Allah Müslümanlara zekat ve sadaka müessesi getirip fakirlerin ihtiyacını bu şekilde gidermiştir.

"Sadakalar (zekatlar) -Allah'tan bir farz olarak- yalnızca fakirler düşkünler (zekat) işinde görevli olanlar kalbleri ısındırılacaklar köleler borçlular Allah yolunda (olanlar) ve yolda kalmış(lar) içindir. Allah bilendir hüküm ve hikmet sahibidir." (Tevbe / 60)

Peygamber Efendimiz işçinin ücretinin vaktinde ödenmesini emretmekte, işçiyi çalıştırıp ta ücretini ödemeyenlerin hasmı olduğunu beyan buyurmaktadır.

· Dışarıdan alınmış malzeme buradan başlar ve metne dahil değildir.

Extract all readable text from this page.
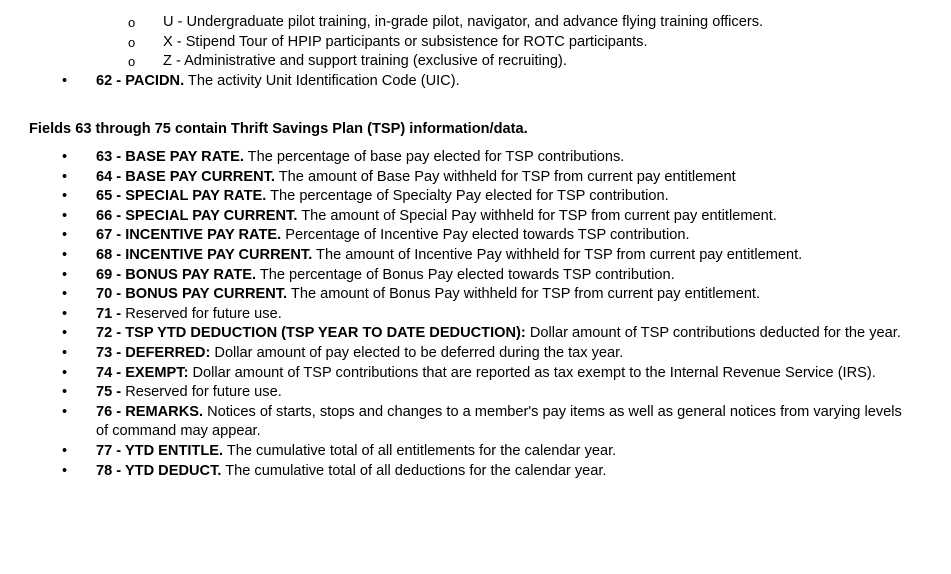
o U - Undergraduate pilot training, in-grade pilot, navigator, and advance flying training officers.
o X - Stipend Tour of HPIP participants or subsistence for ROTC participants.
o Z - Administrative and support training (exclusive of recruiting).
• 62 - PACIDN. The activity Unit Identification Code (UIC).
Fields 63 through 75 contain Thrift Savings Plan (TSP) information/data.
• 63 - BASE PAY RATE. The percentage of base pay elected for TSP contributions.
• 64 - BASE PAY CURRENT. The amount of Base Pay withheld for TSP from current pay entitlement
• 65 - SPECIAL PAY RATE. The percentage of Specialty Pay elected for TSP contribution.
• 66 - SPECIAL PAY CURRENT. The amount of Special Pay withheld for TSP from current pay entitlement.
• 67 - INCENTIVE PAY RATE. Percentage of Incentive Pay elected towards TSP contribution.
• 68 - INCENTIVE PAY CURRENT. The amount of Incentive Pay withheld for TSP from current pay entitlement.
• 69 - BONUS PAY RATE. The percentage of Bonus Pay elected towards TSP contribution.
• 70 - BONUS PAY CURRENT. The amount of Bonus Pay withheld for TSP from current pay entitlement.
• 71 - Reserved for future use.
• 72 - TSP YTD DEDUCTION (TSP YEAR TO DATE DEDUCTION): Dollar amount of TSP contributions deducted for the year.
• 73 - DEFERRED: Dollar amount of pay elected to be deferred during the tax year.
• 74 - EXEMPT: Dollar amount of TSP contributions that are reported as tax exempt to the Internal Revenue Service (IRS).
• 75 - Reserved for future use.
• 76 - REMARKS. Notices of starts, stops and changes to a member's pay items as well as general notices from varying levels of command may appear.
• 77 - YTD ENTITLE. The cumulative total of all entitlements for the calendar year.
• 78 - YTD DEDUCT. The cumulative total of all deductions for the calendar year.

Bu hususla ilgili hadis-i şeriflere bakalım: Ebû Hüreyre (r.a.) Nebinin (s.a.v.) şöyle buyurduğunu rivayet etti: "Allah Teâlâ buyurur ki: Üç kimse vardır ki, Kıyamet günü ben onların hasmıyım. Ben, her kimin hasmı olursam, onu helak ederim. O üç kimse şunlardır:

"1. Bana karşı söz verip, sonra vaadinden dönen, ,
"2. Hür bir kimseyi (köle gibi) satarak parasını yiyen,
"3. Bir işçi çalıştırarak ondan istifade edip de ücretini vermeyen kimsedir."

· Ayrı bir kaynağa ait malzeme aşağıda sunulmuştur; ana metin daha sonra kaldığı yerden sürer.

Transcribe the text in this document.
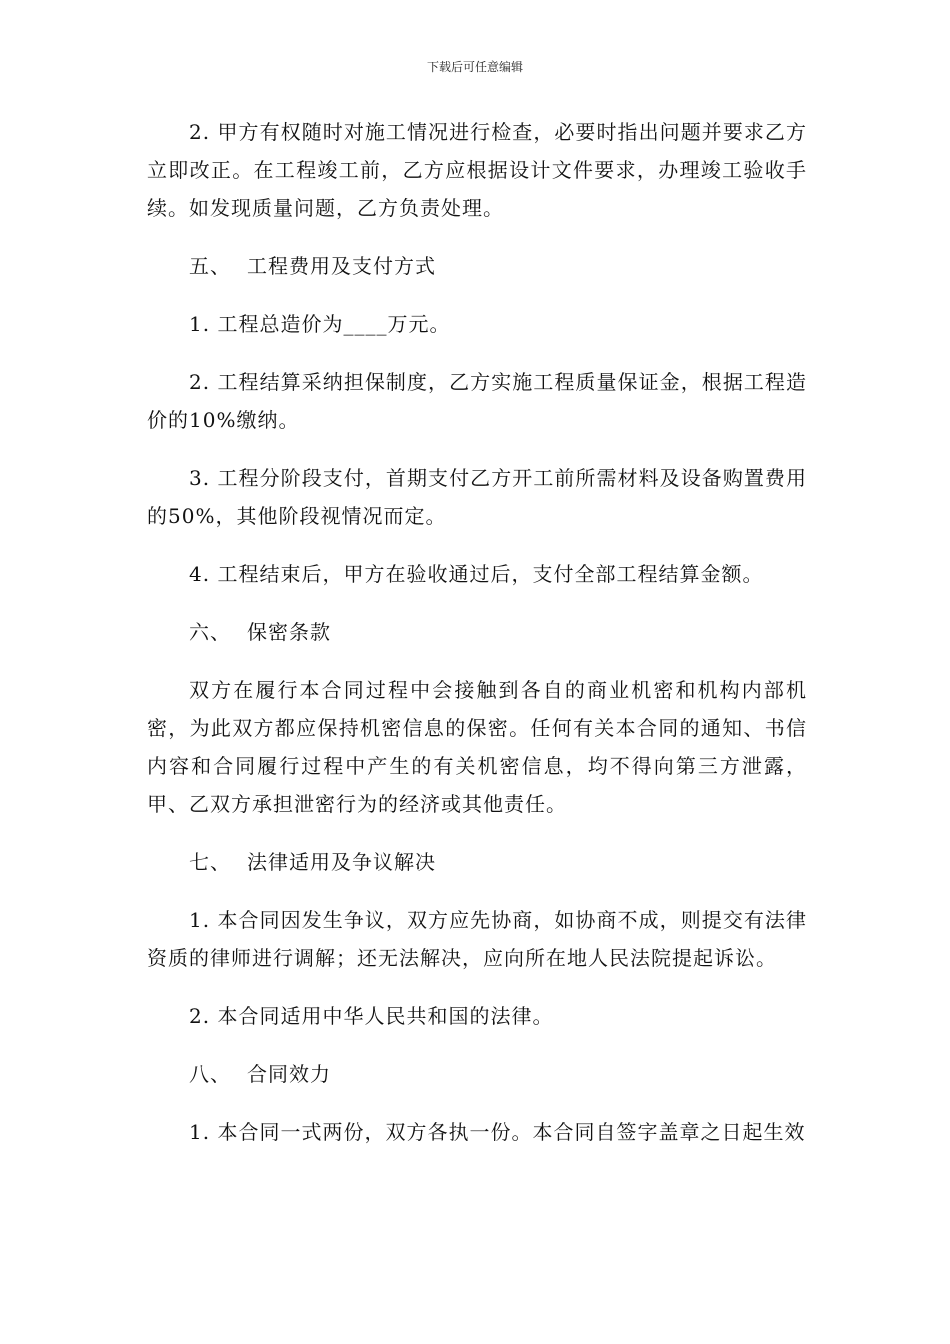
下载后可任意编辑

2. 甲方有权随时对施工情况进行检查，必要时指出问题并要求乙方立即改正。在工程竣工前，乙方应根据设计文件要求，办理竣工验收手续。如发现质量问题，乙方负责处理。

五、 工程费用及支付方式

1. 工程总造价为____万元。

2. 工程结算采纳担保制度，乙方实施工程质量保证金，根据工程造价的10%缴纳。

3. 工程分阶段支付，首期支付乙方开工前所需材料及设备购置费用的50%，其他阶段视情况而定。

4. 工程结束后，甲方在验收通过后，支付全部工程结算金额。

六、 保密条款

双方在履行本合同过程中会接触到各自的商业机密和机构内部机密，为此双方都应保持机密信息的保密。任何有关本合同的通知、书信内容和合同履行过程中产生的有关机密信息，均不得向第三方泄露，甲、乙双方承担泄密行为的经济或其他责任。

七、 法律适用及争议解决

1. 本合同因发生争议，双方应先协商，如协商不成，则提交有法律资质的律师进行调解；还无法解决，应向所在地人民法院提起诉讼。

2. 本合同适用中华人民共和国的法律。

八、 合同效力

1. 本合同一式两份，双方各执一份。本合同自签字盖章之日起生效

İslâmiyet alın terine büyük ehemmiyet vermiştir. İslâmiyete göre çalışma hayatında emeğe saygı vardır. Karşılıklı anlayış ve işbirliği vardır. İşveren bir emanetçidir. Mülkün hakiki sahibi Allah'dır. Kim ne kadar kazanç elde ederse etsin, Ne kadar zengin olursa olsun mezara sadece bir kefenle gidecektir. İşte onun için işveren çalıştırdığı kişilere imkanları ölçüsünde en iyi ücreti verecek, onu muhtaç duruma düşürmeyecektir. İşçi de o işyeri sanki kendisininmiş gibi çalışacaktır.

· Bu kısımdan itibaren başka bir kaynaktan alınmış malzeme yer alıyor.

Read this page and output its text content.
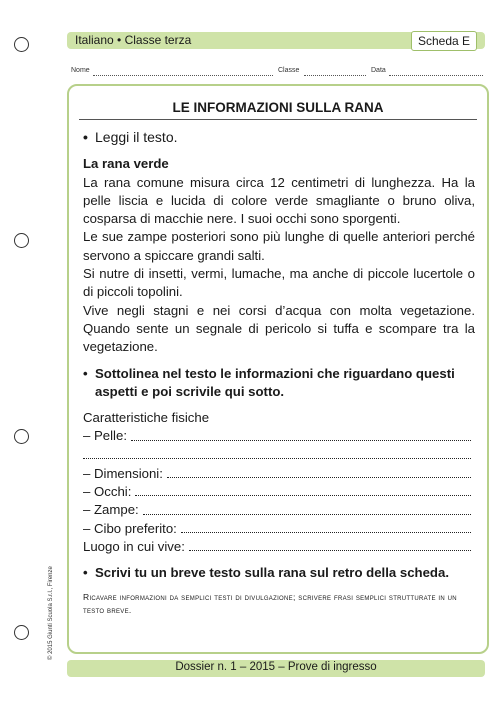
Italiano • Classe terza	Scheda E
Nome	Classe	Data
LE INFORMAZIONI SULLA RANA

• Leggi il testo.

La rana verde

La rana comune misura circa 12 centimetri di lunghezza. Ha la pelle liscia e lucida di colore verde smagliante o bruno oliva, cosparsa di macchie nere. I suoi occhi sono sporgenti.

Le sue zampe posteriori sono più lunghe di quelle anteriori perché servono a spiccare grandi salti.

Si nutre di insetti, vermi, lumache, ma anche di piccole lucertole o di piccoli topolini.

Vive negli stagni e nei corsi d’acqua con molta vegetazione. Quando sente un segnale di pericolo si tuffa e scompare tra la vegetazione.

• Sottolinea nel testo le informazioni che riguardano questi aspetti e poi scrivile qui sotto.

Caratteristiche fisiche

– Pelle:
– Dimensioni:
– Occhi:
– Zampe:
– Cibo preferito:
Luogo in cui vive:

• Scrivi tu un breve testo sulla rana sul retro della scheda.

Ricavare informazioni da semplici testi di divulgazione; scrivere frasi semplici strutturate in un testo breve.

© 2015 Giunti Scuola S.r.l., Firenze
Dossier n. 1 – 2015 – Prove di ingresso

Merkezinde insan ve insanlık olmayan, refahı topluma yayma amacından uzaklaşmış, sadece ülke ekonomisini büyütmeye kilitlenmiş bir iktisat politikasının uygulandığı, vergi yükünün en ağır kısmının emekçilerin sırtına yüklendiği, işçilerin yarısına yakınının asgari ücretle çalışmaya mahkûm edildiği, bir yanda yüksek işsizlik oranları, diğer yanda kadınların ve çocukların ucuz işgücü olarak görülüp sömürüldüğü, yetersiz tedbirler ve elverişsiz çalışma şartları nedeniyle meydana gelen iş kazalarının her yıl arttığı, bu kazalar nedeniyle binlerce işçinin hayatını kaybettiği veya sakat kaldığı bir memlekette ne yaparsak yapalım gerçek hakkaniyeti sağlayamayız.

İşçinin hakkını aldığı her gün onun bayramıdır. Alın teriyle kazanmak herkese nasip olmaz. Allah hepimizi hakkıyla kazanan helalinden harcayan kullarından eylesin.